2. You stand aloof from your writing: Another danger that comes with writing with AI is that many get in an oil-water situation when they have to deliver AI-generated contents. A clear dissonance is immediately felt between their person and their writing. Writing is a reflection of one’s inner being. When people present AI-generated contents, their attempts to expatiate or illustrate on whatever they read immediately give them away as either less intelligent than the content of their speech or more intelligent but lazy to develop genuine content.
3. You get mentally lazy: While of course the use of AI makes thinking and writing process easier, its abuse and misuse which many count as real use gradually result in intellectual weakness. The inside-out approach to AI demands that one generates original ideas and deploy AI to make it better. If you normalise consulting AI first when you have a need to think, you will soon realise how much of a poor thinker you have become one day when you’re unable to have immediate access to AI and you have to face a real-time intellectual challenge.
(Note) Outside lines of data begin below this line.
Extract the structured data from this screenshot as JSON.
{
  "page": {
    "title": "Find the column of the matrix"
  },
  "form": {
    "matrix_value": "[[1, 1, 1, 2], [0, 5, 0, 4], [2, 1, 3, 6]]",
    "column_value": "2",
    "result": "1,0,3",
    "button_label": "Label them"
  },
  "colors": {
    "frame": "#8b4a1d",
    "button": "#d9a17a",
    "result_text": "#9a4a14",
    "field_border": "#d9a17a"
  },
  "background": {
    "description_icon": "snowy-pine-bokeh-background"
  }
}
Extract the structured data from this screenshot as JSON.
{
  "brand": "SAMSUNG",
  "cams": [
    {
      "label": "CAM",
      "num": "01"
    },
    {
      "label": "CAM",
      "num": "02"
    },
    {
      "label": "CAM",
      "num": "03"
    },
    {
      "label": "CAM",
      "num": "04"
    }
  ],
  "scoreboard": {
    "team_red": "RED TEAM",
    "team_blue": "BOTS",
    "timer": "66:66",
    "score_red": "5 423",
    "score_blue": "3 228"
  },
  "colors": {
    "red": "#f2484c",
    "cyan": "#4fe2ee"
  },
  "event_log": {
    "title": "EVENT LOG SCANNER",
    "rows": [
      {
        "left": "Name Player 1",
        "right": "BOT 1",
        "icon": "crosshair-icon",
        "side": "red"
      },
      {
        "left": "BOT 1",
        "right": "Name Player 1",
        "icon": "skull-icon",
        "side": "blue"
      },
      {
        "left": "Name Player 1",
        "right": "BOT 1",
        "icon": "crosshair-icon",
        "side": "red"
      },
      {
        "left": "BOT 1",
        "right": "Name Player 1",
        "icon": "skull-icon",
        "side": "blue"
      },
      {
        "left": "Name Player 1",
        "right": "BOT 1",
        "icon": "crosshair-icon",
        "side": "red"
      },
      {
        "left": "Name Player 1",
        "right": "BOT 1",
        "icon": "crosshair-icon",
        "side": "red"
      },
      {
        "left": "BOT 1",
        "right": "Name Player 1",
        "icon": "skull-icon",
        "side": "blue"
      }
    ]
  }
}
4. You feel empty for lack of rigour: In this age when AI now generates abstracts, chapterisations, and even drafts contents for academic-cum-intellectual works, the mental stretch that comes with writing and research which results in intellectual fulfilment is now missing. Bringing a paper to an end used to feel like building a mansion or giving birth to a baby when AI hadn’t made research an armchair and an overnight miracle. People are now less excited, elated and fulfilled about academic works and writing because AI has made it a piece of cake.
5. You stop philosophising or professing: As a consequence to mental laziness and lack of rigour, a scholar or writer soon becomes unable to philosophise or has nothing to profess of course having also lost their spark, style or touch as a scholar.
AI has come to stay and it is for use but are you using it, abusing it or misusing it?